When you’re interviewing with a potential employer, it can often feel like an interrogation. Instead, look at it as a conversation. The situation is two-sided. Just as the company is looking for the right person to hire, you’re looking for an opportunity that meets your own needs, from career goals to finances.
Being more aware of this can help to cut down on the nervousness. Rather than focusing on how much is at stake, look at it as a way for both parties to get the information they need to make a decision moving forward. To do that, keep the following in mind.
There’s no such thing as the perfect answer.
Even if you researched, practiced, and performed mock interviews, you won’t ever provide a perfect answer because one doesn’t exist. What’s more is that if you prepare too much, you can come off as inauthentic and canned.
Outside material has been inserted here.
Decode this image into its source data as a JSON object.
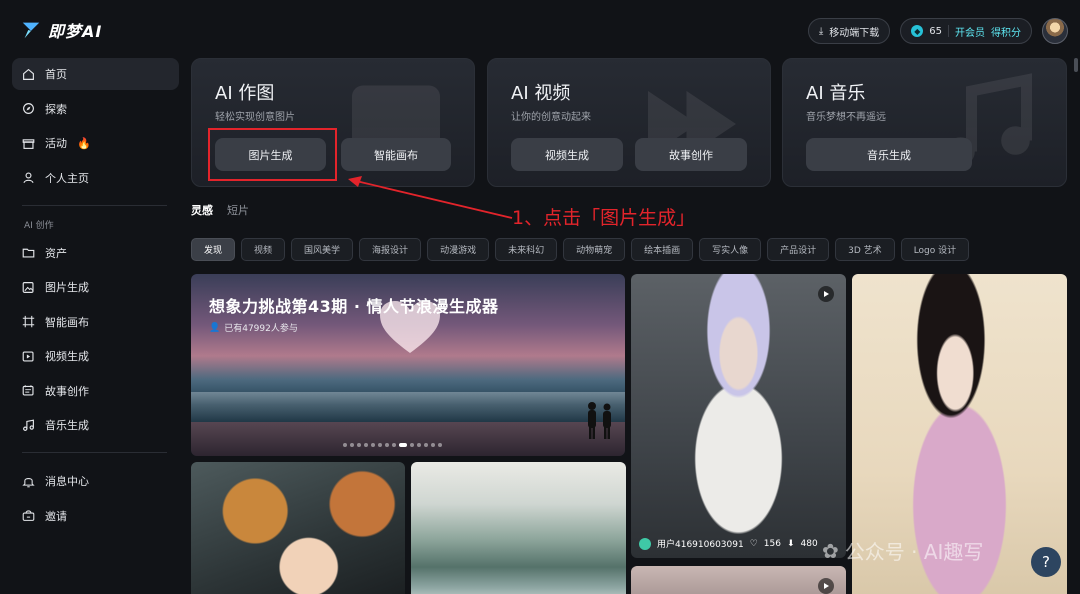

While you want to think about what to say and how to answer common questions, don’t focus on perfection. Focus on an answer that is perfectly you so that you can have a fruitful and productive conversation.
If you don’t know something, it’s ok to say that.
In our society, there’s a perception that people should have all the answers, all the time. Sometimes, though, a simple “I don’t know. I’ll have to look into that.” is far more powerful. This ensures you’re not providing information that’s inaccurate. It also impresses upon the hiring manager that you’re smart enough to admit when you don’t know something.
Be curious and ask lots of questions.
Remember, this is your opportunity to find out whether an employer is a good fit. So dig deep and ask questions about the culture, the leadership style, what it’s really like to work there, and what the hiring manager does and doesn’t like about being employed by the company. By asking good questions, you’ll show you’re engaged and genuinely interested in the job.
Job interviews are conversations, not interrogations. Your goal with each one should be to explore fit and not necessarily to persuade the hiring manager to hire you. Plus, if you present yourself in a dishonest way, it can come back to bite you if you’re hired. Instead, focus on fit – both ways – and you’ll avoid overthinking.